The national president of the Academic Staff Union of Universities (ASUU), Biodun Ogunyemi, has said the security challenges faced by universities and the society at large could only be surmounted when injustice and mass poverty are speedily tacked by the government.
Mr Ogunyemi told the News Agency of Nigeria (NAN) on Sunday that it was necessary to bring violent crimes to an end in the country.
Ending insecurity, he said, required commitment and sincerity on the part of the government.
“It is the duty of the government to secure the life and property of the citizenry; the government has to do this with commitment.
“It is difficult to wipe out the traces of criminality in a society that is plagued by feelings of injustice, mass poverty and unemployment,” he said.
A number of higher institutions particularly in the North has suffered mass abductions from bandits in the past few weeks.

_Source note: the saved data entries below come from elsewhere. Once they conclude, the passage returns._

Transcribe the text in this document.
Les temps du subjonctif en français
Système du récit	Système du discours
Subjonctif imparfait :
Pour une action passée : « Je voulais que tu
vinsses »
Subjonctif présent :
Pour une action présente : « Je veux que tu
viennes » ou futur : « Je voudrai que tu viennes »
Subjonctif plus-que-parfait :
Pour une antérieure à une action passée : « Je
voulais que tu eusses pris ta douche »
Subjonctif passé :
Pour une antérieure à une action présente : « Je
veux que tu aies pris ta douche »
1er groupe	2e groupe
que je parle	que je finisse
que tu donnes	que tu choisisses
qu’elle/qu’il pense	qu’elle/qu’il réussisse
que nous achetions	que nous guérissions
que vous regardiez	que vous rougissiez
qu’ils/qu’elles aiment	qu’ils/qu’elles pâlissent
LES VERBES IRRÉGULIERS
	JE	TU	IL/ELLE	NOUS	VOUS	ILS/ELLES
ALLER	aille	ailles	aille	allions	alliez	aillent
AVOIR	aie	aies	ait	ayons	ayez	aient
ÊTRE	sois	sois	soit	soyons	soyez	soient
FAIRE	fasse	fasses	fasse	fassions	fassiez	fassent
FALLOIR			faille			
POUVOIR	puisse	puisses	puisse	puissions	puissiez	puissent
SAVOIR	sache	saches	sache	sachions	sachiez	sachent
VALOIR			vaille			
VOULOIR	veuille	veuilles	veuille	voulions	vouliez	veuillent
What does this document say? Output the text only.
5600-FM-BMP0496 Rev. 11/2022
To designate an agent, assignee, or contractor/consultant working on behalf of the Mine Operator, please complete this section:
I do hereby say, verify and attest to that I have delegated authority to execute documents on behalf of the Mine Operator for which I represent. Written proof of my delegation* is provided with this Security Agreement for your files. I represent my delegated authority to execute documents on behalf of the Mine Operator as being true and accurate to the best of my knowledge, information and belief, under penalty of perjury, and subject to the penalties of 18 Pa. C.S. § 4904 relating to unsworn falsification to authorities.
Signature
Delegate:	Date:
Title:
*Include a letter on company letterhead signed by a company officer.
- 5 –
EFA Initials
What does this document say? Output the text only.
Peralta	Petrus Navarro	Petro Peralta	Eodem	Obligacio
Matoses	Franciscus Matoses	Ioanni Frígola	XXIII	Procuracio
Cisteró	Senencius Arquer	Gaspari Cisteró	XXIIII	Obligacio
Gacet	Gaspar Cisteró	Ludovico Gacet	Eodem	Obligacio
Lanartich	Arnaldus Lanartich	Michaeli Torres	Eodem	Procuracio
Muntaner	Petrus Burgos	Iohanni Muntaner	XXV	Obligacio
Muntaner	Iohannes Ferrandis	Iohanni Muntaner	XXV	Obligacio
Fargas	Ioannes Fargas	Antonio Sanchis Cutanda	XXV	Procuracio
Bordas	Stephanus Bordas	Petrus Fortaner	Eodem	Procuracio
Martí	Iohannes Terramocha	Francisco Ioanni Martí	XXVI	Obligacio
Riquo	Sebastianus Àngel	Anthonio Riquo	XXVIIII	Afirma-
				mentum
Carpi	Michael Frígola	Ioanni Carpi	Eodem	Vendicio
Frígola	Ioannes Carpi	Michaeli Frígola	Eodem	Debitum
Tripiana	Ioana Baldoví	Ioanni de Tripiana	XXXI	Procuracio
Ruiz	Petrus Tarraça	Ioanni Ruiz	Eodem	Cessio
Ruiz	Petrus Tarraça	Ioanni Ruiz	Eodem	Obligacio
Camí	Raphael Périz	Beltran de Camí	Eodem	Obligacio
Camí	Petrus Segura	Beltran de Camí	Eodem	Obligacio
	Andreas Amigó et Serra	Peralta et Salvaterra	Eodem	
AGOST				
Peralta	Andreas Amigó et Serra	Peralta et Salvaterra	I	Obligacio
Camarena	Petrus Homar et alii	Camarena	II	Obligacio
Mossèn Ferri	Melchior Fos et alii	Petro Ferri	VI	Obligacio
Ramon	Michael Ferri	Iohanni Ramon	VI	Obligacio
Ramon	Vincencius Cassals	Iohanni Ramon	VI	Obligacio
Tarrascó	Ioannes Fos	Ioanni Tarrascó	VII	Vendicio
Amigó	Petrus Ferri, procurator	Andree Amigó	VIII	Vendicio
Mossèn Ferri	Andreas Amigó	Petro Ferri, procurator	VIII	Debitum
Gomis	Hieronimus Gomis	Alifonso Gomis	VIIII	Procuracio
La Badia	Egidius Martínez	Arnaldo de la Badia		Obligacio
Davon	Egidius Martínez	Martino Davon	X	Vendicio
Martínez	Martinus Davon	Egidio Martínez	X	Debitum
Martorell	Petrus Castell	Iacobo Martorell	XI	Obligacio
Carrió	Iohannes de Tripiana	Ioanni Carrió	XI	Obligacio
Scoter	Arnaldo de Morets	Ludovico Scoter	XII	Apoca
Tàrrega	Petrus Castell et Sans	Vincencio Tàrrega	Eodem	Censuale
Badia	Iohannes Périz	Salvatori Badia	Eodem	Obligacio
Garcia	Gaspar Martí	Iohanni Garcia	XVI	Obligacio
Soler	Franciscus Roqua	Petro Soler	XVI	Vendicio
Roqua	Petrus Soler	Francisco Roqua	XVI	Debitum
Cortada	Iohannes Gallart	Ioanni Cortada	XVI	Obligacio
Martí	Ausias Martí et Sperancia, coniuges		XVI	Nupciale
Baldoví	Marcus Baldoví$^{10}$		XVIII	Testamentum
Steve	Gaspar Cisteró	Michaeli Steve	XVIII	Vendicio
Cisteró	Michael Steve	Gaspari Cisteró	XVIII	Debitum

In Kaduna, scores of students have been kidnapped for ransom at Greenfield University and College of Farm Mechanisation.
A students of the Plateau State University was also abducted and later released in May.Students of Federal University of Agriculture, Makurdi, Benue State were also reportedly abducted.
The ASUU president said that it was wrong to give money to criminals for whatever reason, as “ it is a kind of encouragement to indulge in crime.”
He commended moves by the Senate to enact a law banning the payment and receiving of ransom.
“This is a step in the right direction,” Mr Ogunyemi said.